Just to clarify here, Deep Mind in no way replaces Brain. The AI space, like any other space, isn't a single unified landscape. There are areas where Deep Mind is a true standard setter--particularly deep reinforcement learning (AlphaGo, for example)--and areas where Brain has been one of the standard setters--natural language processing springs to mind, where Brain has historically pushed the field forward with projects like word2vec, BERT, and the Transformer architecture generally.

Brain is also a much more general organization. They do things like develop Tensorflow, which is one of two most popular ML frameworks in the world (and until recently was far and away the most popular), and TPUs, which are ML-dedicated ASICs that have a huge impact on training and inference.

Both orgs are world class and historically important, and they certainly overlap, but they aren't replacements for one another.
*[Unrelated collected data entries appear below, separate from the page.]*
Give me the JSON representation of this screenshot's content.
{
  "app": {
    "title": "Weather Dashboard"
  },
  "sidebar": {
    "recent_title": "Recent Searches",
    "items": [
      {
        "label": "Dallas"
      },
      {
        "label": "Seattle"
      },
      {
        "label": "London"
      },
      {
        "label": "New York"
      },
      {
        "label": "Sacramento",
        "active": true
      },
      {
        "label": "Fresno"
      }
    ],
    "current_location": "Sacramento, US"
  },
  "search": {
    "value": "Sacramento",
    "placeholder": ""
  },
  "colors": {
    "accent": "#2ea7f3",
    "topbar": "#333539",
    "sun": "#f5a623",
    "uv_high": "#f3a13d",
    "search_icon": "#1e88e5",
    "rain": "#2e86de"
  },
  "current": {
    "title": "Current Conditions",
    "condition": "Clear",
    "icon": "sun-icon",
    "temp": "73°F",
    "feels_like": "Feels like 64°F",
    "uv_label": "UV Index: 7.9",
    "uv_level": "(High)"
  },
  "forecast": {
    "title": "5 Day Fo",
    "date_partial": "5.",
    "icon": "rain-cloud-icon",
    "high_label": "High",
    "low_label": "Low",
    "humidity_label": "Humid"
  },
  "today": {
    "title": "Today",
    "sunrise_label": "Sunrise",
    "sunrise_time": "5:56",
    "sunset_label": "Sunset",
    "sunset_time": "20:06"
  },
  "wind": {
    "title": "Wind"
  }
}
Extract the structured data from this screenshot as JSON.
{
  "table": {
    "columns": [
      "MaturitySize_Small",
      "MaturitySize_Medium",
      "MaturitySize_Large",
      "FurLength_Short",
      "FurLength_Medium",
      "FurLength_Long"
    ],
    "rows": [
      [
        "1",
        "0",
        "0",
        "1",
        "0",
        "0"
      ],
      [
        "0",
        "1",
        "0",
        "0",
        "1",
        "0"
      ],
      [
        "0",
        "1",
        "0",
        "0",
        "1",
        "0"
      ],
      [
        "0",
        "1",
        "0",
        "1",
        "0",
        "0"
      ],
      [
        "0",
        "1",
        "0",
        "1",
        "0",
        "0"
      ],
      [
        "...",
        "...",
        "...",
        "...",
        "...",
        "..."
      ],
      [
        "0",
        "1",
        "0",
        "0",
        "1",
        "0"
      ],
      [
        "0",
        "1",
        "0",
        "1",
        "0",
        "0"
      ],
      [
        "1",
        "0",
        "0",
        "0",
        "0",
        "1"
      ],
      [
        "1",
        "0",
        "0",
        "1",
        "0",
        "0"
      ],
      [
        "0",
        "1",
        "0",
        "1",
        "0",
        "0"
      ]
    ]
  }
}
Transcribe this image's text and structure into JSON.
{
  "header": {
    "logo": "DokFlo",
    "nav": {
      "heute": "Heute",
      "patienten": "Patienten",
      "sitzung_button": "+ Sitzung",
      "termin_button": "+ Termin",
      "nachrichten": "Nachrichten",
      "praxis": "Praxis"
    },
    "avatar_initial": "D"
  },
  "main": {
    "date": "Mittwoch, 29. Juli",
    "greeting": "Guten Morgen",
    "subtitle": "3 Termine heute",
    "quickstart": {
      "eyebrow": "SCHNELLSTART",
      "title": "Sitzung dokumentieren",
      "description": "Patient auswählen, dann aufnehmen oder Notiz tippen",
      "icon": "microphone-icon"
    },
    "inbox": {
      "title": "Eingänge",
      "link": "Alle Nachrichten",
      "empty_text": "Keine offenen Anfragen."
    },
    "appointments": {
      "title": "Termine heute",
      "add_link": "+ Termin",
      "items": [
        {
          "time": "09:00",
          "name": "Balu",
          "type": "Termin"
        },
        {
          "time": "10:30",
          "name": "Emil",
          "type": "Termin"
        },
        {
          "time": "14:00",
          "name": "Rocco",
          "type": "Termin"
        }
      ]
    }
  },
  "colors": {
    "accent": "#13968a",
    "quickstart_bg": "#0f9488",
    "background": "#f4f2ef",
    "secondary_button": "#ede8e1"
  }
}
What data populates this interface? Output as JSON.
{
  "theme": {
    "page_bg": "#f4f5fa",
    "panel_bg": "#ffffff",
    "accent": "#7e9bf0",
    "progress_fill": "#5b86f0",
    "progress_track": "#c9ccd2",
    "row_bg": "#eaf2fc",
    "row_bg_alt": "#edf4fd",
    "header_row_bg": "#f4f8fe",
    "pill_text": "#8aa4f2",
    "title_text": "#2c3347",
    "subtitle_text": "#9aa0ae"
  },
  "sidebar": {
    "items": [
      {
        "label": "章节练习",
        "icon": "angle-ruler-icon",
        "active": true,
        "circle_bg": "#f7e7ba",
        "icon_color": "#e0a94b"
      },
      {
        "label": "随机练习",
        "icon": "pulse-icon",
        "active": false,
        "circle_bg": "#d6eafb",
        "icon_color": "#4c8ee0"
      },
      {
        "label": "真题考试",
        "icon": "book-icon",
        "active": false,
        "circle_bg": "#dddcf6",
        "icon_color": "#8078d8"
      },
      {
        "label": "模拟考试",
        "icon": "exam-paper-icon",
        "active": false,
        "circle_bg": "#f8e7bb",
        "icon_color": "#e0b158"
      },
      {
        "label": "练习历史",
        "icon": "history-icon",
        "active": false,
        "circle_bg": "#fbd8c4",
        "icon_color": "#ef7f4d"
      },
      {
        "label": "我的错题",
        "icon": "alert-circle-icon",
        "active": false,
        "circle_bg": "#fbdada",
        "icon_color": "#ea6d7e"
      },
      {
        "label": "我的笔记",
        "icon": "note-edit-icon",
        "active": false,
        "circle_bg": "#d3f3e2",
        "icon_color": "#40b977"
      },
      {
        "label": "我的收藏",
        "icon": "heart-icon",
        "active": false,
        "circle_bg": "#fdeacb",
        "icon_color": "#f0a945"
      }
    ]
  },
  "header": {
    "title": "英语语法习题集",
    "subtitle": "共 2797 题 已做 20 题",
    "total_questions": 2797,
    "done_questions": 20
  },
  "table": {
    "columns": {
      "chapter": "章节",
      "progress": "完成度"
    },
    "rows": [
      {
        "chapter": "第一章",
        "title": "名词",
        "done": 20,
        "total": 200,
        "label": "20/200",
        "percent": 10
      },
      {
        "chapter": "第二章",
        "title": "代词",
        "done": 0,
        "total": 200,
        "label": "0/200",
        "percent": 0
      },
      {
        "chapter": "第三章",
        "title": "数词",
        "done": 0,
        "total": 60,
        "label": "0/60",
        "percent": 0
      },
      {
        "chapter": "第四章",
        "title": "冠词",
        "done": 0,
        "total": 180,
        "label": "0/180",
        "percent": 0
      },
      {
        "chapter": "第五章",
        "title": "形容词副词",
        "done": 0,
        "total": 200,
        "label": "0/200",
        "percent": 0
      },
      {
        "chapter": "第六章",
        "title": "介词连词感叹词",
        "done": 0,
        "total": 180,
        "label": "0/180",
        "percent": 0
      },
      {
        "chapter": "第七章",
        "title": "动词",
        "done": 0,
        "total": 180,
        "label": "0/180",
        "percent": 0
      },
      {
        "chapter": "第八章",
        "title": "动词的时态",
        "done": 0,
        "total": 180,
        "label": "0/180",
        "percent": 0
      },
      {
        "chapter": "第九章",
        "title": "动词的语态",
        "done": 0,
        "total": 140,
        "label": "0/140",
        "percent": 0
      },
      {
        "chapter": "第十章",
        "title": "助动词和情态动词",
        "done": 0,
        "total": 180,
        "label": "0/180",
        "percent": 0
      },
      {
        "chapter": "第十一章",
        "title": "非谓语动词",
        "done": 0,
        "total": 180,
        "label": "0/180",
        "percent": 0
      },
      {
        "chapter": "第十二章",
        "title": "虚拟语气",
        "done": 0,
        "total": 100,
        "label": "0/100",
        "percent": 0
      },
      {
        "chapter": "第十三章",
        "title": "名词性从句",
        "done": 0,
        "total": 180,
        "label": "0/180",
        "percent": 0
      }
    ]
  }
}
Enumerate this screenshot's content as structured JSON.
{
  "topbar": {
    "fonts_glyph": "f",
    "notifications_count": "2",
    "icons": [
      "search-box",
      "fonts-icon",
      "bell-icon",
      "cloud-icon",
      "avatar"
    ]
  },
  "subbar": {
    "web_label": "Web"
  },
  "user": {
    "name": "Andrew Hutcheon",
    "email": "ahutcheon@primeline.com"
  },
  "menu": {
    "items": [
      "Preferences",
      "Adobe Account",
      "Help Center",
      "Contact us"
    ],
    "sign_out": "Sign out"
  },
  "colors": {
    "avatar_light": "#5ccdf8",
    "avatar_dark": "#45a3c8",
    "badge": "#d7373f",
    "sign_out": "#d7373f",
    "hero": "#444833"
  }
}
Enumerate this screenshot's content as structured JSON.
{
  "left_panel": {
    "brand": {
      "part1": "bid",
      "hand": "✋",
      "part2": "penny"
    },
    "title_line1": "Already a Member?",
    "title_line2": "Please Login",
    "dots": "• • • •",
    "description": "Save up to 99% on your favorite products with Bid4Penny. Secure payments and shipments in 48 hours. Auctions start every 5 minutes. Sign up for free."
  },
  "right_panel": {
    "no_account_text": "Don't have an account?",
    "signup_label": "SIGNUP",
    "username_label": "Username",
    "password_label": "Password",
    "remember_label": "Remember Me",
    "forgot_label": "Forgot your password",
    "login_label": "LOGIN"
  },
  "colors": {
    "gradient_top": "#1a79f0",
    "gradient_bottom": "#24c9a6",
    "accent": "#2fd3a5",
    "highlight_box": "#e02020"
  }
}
I strongly disagree. Without a shadow of a doubt, the most successful/important AI model of recent times is the Transformer (from Brain). As another example, the fastest accelerators, TPUs, are from Brain. If you only look at "amount of output" and use # publications at e.g. NeurIPS as proxy, Brain vastly outperforms Deepmind. Deepmind really exceeds at flashy and showy PR releases like AlphaStar, not so much at laying the groundwork for AI breakthroughs. (Though of course AlphaFold or AlphaGo were great).
Brain is not a pure research group. It builds infrastructures/platforms for machine learning related tasks and its research part is relatively small compared to the entire organization.